Bug 13009 - Can't connect to NetApp with SMB3.1.1 due to strict interpretation of encryption flag
Summary: Can't connect to NetApp with SMB3.1.1 due to strict interpretation of encrypt...
Status: RESOLVED FIXED
Alias: None
Product: Samba 4.1 and newer
Classification: Unclassified
Component: libsmbclient (show other bugs)
Version: 4.5.13
Hardware: All All
: P2 major (vote)
Target Milestone: 4.7
Assignee: Karolin Seeger
QA Contact: Samba QA Contact
URL:
Keywords:
Depends on:
Blocks:
 
Reported: 2017-09-01 16:17 UTC by Steve French
Modified: 2017-09-22 07:42 UTC (History)
4 users (show)

See Also:

Attachments
proposed patch for fixing Samba client library and tools access to NetApp (1.40 KB, patch)
2017-09-11 23:10 UTC, Steve French 		no flags Details
git-am fix for master. (1.03 KB, patch)
2017-09-11 23:58 UTC, Jeremy Allison 		no flags Details
git-am fix for master. (1.33 KB, patch)
2017-09-12 18:34 UTC, Jeremy Allison 		sfrench: review+
Details
Patch for v4-7-test (1.55 KB, patch)
2017-09-14 15:17 UTC, Stefan Metzmacher 		jra: review+
vl: review+
Details
Show Obsolete (2) View All Add an attachment (proposed patch, testcase, etc.)

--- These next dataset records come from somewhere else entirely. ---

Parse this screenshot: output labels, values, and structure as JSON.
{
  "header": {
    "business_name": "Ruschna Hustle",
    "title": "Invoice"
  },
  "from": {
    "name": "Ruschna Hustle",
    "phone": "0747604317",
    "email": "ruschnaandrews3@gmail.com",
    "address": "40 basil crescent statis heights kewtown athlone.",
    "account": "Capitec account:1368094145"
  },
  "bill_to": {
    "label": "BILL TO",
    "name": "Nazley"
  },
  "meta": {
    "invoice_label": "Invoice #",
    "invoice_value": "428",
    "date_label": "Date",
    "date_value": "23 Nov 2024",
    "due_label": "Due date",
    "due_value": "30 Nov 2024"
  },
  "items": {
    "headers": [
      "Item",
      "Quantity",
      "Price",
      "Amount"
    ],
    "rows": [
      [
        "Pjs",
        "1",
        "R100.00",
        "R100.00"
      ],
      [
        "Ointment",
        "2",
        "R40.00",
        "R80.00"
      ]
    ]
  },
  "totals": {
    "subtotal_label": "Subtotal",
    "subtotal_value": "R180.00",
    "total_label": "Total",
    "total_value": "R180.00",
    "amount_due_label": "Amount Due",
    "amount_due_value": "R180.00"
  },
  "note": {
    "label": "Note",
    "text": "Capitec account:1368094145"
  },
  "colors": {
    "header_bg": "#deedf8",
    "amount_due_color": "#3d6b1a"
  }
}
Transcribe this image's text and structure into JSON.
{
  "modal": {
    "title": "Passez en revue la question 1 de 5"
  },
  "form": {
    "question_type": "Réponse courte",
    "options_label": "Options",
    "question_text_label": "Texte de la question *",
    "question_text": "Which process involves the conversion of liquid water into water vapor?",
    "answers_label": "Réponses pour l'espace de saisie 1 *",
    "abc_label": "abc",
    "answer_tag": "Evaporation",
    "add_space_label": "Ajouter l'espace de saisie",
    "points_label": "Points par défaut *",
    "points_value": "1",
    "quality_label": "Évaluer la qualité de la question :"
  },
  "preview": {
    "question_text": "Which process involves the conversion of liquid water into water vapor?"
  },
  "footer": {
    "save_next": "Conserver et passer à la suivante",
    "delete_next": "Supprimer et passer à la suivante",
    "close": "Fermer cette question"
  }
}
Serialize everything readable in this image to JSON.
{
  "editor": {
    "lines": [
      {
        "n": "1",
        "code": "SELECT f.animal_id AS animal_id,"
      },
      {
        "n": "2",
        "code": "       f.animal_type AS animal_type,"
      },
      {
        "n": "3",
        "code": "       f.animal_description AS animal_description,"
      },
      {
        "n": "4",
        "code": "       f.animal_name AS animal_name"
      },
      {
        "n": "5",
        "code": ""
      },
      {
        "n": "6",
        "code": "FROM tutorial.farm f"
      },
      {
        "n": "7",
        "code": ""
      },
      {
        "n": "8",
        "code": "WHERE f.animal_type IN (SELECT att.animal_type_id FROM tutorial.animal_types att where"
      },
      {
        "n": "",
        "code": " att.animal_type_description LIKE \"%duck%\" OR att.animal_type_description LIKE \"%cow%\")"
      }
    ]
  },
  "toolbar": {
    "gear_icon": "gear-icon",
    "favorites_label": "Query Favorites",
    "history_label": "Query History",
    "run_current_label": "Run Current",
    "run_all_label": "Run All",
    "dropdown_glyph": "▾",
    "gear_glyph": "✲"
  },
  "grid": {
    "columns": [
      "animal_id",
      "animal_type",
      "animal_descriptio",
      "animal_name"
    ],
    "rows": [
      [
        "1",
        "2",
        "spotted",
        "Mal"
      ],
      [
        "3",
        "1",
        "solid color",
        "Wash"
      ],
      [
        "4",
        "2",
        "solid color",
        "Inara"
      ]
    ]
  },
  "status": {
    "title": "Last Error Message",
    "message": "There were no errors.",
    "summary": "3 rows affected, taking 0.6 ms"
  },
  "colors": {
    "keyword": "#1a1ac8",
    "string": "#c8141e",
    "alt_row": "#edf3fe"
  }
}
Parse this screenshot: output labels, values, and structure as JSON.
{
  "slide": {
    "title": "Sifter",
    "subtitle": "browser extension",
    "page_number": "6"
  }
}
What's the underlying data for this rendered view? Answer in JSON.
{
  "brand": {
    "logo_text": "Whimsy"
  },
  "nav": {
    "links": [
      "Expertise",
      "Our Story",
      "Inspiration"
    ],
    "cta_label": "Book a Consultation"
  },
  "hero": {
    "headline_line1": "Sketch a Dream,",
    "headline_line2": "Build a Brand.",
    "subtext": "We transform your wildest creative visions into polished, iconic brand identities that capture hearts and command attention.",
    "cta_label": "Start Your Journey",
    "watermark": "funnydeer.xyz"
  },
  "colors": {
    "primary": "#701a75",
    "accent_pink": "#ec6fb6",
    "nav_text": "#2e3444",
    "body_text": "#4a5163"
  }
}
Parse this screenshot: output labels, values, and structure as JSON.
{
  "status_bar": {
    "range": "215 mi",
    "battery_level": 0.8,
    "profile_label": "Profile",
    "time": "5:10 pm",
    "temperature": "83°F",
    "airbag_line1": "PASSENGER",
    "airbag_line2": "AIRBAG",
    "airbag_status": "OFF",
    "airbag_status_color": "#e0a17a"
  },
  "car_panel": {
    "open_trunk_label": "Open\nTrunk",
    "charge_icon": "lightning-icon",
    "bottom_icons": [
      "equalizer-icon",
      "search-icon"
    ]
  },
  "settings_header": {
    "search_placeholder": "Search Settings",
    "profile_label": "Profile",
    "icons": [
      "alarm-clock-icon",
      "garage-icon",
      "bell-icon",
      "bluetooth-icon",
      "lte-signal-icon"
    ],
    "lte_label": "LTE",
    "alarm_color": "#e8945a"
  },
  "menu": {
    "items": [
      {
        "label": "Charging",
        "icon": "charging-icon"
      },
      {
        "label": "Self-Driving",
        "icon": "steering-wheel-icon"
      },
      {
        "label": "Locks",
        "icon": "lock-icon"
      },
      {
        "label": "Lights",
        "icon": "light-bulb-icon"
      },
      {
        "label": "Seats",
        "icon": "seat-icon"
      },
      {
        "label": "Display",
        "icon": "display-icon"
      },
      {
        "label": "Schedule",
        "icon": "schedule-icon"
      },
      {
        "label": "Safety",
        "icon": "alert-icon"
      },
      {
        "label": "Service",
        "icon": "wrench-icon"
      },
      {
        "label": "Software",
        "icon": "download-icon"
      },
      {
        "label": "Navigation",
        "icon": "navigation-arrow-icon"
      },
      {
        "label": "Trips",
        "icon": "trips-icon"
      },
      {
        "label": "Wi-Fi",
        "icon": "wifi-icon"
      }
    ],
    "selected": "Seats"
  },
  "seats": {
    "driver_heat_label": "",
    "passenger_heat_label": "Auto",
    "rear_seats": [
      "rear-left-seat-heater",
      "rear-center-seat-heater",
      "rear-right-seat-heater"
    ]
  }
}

Note You need to log in before you can comment on or make changes to this bug.
Description Steve French 2017-09-01 16:17:26 UTC 
We had failure connecting to NetApp, with SMB3.1.1 dialect.

The problem is that for SMB3.1.1 we don't allow the encryption flag to be set, but this is a "SHOULD NOT" not a "MUST NOT" (and NetApp sets it for 3.1.1).  The problem is below:

 libcli/smb/smbXcli_base.c:
 
        if (conn->smb2.server.capabilities & SMB2_CAP_ENCRYPTION) {
                tevent_req_nterror(req,
                                NT_STATUS_INVALID_NETWORK_RESPONSE);
                return;
        }

See Edgars blog post
Comment 1 Steve French 2017-09-11 19:21:30 UTC 
Reproduced at test event, and notified NetApp

Just need to remove the overly strict check (see above) in smbXcli_base.c
Comment 3 Steve French 2017-09-11 19:23:55 UTC 
(In reply to Steve French from comment #1)

Note that if you set dialect to SMB3.02 it works as expected
Comment 4 Steve French 2017-09-11 23:10:14 UTC 
Created attachment 13574 [details]
proposed patch for fixing Samba client library and tools access to NetApp
Comment 5 Jeremy Allison 2017-09-11 23:35:47 UTC 
https://blogs.msdn.microsoft.com/openspecification/2015/09/09/smb-3-1-1-encryption-in-windows-10/

shows that when SMB3_11 is negotiated, the server *should* not use capabilities to negotiate encryption (it uses contexts), but it isn't a *must* not. So we can mask this off from the conn->smb2.server.capabilities stored on the client side.
Comment 6 Jeremy Allison 2017-09-11 23:58:15 UTC 
Created attachment 13575 [details]
git-am fix for master.

How about this one instead ?
Comment 7 Steve French 2017-09-12 17:42:02 UTC 
That looks wrong - unrelated patch to this bug
Comment 8 Jeremy Allison 2017-09-12 18:34:52 UTC 
Created attachment 13584 [details]
git-am fix for master.

Sorry for the wrong one, this should work.
Comment 9 Steve French 2017-09-12 19:15:02 UTC 
Found on latest 4.5 with min and max protocol set to their new higher values (and recreated on latest 4.7 which has updated defaults for dialects)
Comment 10 Stefan Metzmacher 2017-09-14 15:17:49 UTC 
Created attachment 13597 [details]
Patch for v4-7-test
Comment 11 Karolin Seeger 2017-09-14 15:28:35 UTC 
Pushed to autobuild-v4-7-test.
Comment 12 Stefan Metzmacher 2017-09-15 23:24:08 UTC 
Pushed to v4-7-test.

Do we want this also for 4.6?
Comment 13 Karolin Seeger 2017-09-20 09:57:57 UTC 
Pushed to v4-7-test.
Comment 14 Karolin Seeger 2017-09-22 07:42:44 UTC 
Closing out bug report.

Please feel free to re-open if it should be in 4.6 also.